There was dust and dogs and dazed pig chasers going everywhere. The dogs caught two and Boora caught three little ones on his own (in barefeet too…) It was a dramatic beginning to what was to become a great weekend.

We finally made it to our camp spot, a high point with an abandoned hut that overlooked an open paddock bounded by scrub and a permanent creek. We’d had a drive around and developed a bit of a plan so we set up camp and waited for the morning. We were full of anticipation that night. We already had a few pigs in the crate and thought we might pick up a few more. As it turned out we had no idea what was in store.

We stirred just before dawn, trying to make as little noise as possible and keeping the dogs in check. They seemed to be as excited as us. Just picking up on our anticipation we thought. The dogs were already collared the night before so there wasn’t much to do but pull on our boots and walk into the bush. It was cool but not yet as cold as winters in the New England can be as we crossed a five wire fence onto a ridge overlooking what we had been told would be a good paddock. It was about 600 acres of open country with a permanent creek on one side and surrounded by timbered ridges. As we came through the timber, the open country below us began to come into view. The dogs were already keen, pulling on their leads and whimpering to be let off but we thought we’d take advantage of our height to survey the situation before they were unleashed. At the edge of the timber and with the light slowly improving we waited.

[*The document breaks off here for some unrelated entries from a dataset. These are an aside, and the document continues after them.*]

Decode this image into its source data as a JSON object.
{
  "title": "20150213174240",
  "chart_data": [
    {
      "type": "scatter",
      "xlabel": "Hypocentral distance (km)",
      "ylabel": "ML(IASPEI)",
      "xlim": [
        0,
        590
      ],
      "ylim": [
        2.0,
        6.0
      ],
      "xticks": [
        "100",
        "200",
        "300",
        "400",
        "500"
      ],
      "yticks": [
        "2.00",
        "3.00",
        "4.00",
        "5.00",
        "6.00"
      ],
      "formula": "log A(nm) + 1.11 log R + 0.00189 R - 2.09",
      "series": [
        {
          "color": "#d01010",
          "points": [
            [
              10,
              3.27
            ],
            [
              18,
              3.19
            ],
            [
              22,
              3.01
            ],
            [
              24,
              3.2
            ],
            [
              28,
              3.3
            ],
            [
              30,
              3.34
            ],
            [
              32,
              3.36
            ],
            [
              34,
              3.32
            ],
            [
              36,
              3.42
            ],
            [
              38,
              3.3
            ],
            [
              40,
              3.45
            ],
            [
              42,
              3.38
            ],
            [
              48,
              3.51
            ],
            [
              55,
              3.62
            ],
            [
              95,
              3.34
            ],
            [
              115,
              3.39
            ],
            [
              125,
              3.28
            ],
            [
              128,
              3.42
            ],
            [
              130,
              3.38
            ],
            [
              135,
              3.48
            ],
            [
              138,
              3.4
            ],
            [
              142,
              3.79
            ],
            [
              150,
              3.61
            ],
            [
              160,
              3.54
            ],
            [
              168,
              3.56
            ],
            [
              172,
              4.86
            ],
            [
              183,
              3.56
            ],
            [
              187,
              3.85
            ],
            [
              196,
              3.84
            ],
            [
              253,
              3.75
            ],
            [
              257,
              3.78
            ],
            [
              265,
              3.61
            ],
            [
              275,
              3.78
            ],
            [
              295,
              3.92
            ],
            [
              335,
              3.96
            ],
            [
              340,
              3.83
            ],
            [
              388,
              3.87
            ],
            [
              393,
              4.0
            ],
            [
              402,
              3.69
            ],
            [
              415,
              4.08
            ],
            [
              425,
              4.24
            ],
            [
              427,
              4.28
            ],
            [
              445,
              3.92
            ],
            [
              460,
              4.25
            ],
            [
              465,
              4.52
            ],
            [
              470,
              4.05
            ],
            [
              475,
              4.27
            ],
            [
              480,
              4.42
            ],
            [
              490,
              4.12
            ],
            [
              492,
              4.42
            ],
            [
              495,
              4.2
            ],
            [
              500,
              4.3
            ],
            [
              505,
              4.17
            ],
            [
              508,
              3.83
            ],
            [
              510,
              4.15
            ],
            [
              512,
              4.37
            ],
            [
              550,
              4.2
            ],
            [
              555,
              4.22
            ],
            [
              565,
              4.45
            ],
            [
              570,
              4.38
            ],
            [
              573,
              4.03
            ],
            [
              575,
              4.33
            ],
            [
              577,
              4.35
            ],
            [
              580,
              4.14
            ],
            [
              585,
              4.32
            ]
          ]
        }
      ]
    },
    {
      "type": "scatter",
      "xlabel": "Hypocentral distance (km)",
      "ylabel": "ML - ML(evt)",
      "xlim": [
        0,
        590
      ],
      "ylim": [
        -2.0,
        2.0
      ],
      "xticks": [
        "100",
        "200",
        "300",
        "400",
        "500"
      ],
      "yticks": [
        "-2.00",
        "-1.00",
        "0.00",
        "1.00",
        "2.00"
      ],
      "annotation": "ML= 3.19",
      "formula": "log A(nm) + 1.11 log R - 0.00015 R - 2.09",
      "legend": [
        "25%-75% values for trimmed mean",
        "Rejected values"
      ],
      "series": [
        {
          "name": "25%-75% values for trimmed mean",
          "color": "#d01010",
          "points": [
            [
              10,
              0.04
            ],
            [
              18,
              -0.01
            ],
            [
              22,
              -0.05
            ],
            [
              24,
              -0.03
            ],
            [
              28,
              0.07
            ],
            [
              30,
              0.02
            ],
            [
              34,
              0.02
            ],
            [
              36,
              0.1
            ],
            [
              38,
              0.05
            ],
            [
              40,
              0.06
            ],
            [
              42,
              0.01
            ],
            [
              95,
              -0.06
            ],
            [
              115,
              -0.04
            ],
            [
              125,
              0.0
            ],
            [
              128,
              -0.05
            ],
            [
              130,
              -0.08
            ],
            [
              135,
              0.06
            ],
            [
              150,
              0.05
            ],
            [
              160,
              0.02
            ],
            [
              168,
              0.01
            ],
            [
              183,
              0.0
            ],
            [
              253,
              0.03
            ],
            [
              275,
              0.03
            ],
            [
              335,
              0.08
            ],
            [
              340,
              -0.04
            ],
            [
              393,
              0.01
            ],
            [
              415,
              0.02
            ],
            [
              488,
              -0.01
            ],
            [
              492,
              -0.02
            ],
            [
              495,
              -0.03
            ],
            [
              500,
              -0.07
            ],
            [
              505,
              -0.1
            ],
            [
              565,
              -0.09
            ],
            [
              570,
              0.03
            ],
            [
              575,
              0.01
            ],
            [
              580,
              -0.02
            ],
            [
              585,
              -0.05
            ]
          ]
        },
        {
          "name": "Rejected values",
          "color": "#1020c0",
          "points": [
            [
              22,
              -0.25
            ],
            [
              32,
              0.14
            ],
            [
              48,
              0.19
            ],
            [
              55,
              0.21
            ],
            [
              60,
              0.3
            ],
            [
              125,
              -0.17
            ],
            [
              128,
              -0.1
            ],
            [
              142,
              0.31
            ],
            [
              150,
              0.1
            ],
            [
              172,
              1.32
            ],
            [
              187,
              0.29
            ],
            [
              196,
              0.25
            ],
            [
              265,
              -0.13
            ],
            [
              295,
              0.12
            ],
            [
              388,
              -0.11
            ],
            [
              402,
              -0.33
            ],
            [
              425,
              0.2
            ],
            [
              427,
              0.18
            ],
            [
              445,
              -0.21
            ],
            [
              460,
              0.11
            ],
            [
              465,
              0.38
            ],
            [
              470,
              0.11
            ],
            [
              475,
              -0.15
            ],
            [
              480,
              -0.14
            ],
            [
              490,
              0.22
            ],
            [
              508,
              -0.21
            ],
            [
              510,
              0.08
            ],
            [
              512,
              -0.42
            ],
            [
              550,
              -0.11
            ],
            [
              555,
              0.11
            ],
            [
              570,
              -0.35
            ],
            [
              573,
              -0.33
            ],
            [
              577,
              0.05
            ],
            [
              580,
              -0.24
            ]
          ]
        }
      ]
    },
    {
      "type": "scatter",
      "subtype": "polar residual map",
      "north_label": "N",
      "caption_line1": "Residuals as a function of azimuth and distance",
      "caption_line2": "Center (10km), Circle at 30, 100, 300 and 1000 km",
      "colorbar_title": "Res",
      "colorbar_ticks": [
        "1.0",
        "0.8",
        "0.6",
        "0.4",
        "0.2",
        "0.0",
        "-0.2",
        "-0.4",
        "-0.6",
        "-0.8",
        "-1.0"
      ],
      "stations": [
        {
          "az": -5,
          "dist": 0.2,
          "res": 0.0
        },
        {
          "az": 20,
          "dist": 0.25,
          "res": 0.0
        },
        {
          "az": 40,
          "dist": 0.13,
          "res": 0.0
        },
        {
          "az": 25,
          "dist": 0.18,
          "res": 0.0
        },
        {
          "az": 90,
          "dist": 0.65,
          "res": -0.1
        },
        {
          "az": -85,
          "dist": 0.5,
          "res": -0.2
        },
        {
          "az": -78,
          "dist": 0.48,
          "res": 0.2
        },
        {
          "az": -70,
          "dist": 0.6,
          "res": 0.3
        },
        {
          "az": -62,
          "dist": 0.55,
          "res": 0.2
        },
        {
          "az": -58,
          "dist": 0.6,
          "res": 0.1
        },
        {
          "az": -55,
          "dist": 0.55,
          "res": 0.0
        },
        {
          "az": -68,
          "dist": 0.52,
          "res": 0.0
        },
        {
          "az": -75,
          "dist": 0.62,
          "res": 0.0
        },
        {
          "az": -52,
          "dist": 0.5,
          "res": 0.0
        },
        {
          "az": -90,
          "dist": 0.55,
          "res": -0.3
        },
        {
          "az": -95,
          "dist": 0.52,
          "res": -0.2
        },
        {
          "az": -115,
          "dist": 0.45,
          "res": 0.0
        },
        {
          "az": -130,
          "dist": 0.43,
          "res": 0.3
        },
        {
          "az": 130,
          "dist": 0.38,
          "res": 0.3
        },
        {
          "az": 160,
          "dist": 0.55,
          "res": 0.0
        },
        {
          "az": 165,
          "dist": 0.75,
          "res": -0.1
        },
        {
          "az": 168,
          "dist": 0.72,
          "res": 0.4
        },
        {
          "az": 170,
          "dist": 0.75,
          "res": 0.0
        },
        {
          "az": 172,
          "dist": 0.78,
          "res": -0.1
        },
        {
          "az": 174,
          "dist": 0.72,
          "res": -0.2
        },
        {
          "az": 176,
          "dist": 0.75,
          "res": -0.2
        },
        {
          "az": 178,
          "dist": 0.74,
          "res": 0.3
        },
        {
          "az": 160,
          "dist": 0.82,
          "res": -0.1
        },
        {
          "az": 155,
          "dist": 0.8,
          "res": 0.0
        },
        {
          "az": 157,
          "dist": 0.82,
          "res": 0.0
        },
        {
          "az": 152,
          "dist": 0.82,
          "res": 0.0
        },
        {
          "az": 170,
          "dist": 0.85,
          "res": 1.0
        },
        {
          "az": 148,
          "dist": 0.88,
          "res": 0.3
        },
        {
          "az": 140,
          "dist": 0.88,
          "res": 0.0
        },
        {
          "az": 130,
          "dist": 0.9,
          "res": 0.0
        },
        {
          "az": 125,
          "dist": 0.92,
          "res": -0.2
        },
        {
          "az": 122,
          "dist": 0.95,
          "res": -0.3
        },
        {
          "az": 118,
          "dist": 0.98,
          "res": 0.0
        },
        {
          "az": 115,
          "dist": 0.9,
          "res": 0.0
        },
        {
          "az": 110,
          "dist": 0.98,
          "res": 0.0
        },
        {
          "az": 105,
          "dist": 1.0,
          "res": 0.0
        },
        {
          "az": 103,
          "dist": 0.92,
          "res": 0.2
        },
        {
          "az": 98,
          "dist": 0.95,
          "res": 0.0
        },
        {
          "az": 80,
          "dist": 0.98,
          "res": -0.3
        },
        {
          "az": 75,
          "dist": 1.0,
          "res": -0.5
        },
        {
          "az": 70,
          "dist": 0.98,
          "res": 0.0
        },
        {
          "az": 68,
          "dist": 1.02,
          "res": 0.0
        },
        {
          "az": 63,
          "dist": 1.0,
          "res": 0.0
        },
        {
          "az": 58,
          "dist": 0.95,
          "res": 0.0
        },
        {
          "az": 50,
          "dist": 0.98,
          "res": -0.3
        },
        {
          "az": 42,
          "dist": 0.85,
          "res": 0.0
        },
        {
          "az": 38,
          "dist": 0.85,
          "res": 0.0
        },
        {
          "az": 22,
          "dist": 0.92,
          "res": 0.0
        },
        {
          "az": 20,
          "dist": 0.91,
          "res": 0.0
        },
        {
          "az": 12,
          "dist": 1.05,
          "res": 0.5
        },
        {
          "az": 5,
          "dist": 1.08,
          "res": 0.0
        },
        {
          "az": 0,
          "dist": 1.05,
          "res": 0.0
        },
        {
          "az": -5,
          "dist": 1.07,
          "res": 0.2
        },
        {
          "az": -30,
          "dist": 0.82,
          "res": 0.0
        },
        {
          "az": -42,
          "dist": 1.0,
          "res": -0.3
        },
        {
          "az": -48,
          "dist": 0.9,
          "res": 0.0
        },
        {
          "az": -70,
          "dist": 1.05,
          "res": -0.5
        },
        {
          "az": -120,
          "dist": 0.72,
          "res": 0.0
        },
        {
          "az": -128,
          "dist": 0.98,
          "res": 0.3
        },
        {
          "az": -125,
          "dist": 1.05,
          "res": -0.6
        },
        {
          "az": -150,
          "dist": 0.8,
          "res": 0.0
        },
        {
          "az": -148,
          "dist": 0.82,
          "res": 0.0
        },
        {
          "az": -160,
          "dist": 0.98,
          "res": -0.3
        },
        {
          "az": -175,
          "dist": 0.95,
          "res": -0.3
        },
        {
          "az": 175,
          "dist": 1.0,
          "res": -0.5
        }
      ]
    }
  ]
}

I’m not sure who saw them first but it didn’t take long for all of us to see the mob of about 10 big pigs digging around in the open about 900 metres from us. The light was getting better and better as we planned our attack on the mob. The dogs were very toey. We were surprised because we weren’t sure they could even see the little dots. They must be just picking up on our interest…

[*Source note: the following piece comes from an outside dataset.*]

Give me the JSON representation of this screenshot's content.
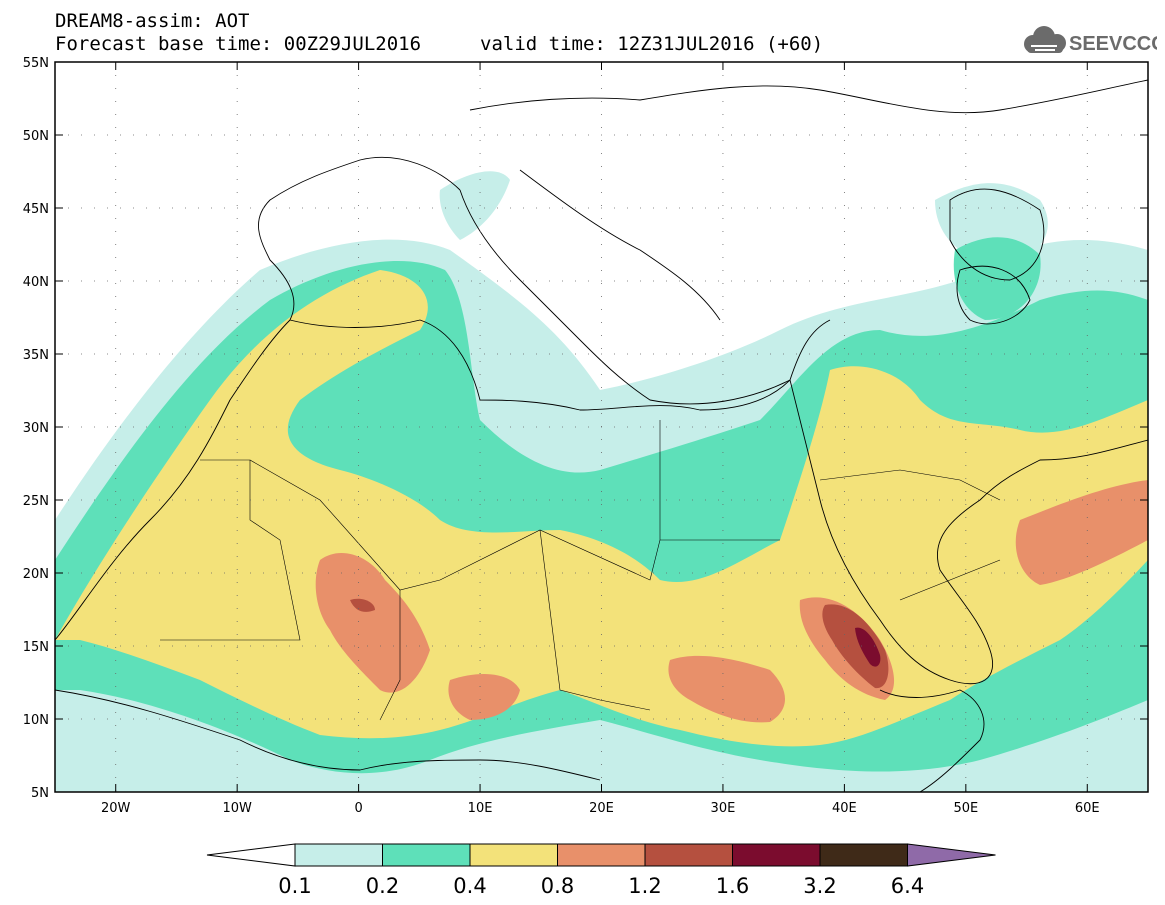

We were just about to move off when something else caught our eye. It was another mob. About 200 metres from the first, there were another six big pigs feeding in the gully. This was too good. Another quick plan and we were ready to go. But wait. It was another mob on its own. Eight more big pigs and a few little blokes. We were stumped. Where do we go? What mob do we hit? How do we get past the suckers to the bigger one further out. We stood there and took stock. And we started to count.

With the light intensifying all the time we started to notice other pigs scattered around. In the end we counted 152 pigs in various mobs. Some of them were monsters. But as exciting as it was to see so many pigs, especially in the hills, we didn’t know what to do about it. After a couple of minutes more we decided we’d just go for the closest mob and see what happened after that. We set off down the ridge with the dogs pulling on the leads and mad to get into it. It still seemed a bit unusual because we weren’t convinced they could see anything.

And then it made sense. Coming out of the timber and into the grass we ran straight into a mob of thirty-odd climbing up to meet us. That’s why the dogs had been keen. These things had been feeding quietly about 60 metres in front of us in the dark. The pigs went up hill past us and so did the dogs. We grabbed four of the grunters and stuck the lot, in a hurry to get back to the big ones in the open. Breathing hard and very excited we scrambled back to our vantage point…and the paddock was bare. They’d melted into the bush and the spectacle was over.

Never before and never since have I seen pig numbers like that in the hills. We ended up with 32 for the two days and that same paddock yielded 15 boars over 100kgs dressed weight in the first year but nothing ever compared to that first realisation that more than 150 wild pigs were standing out in the open at dawn ready for action. If I wasn’t hooked before that, I was then.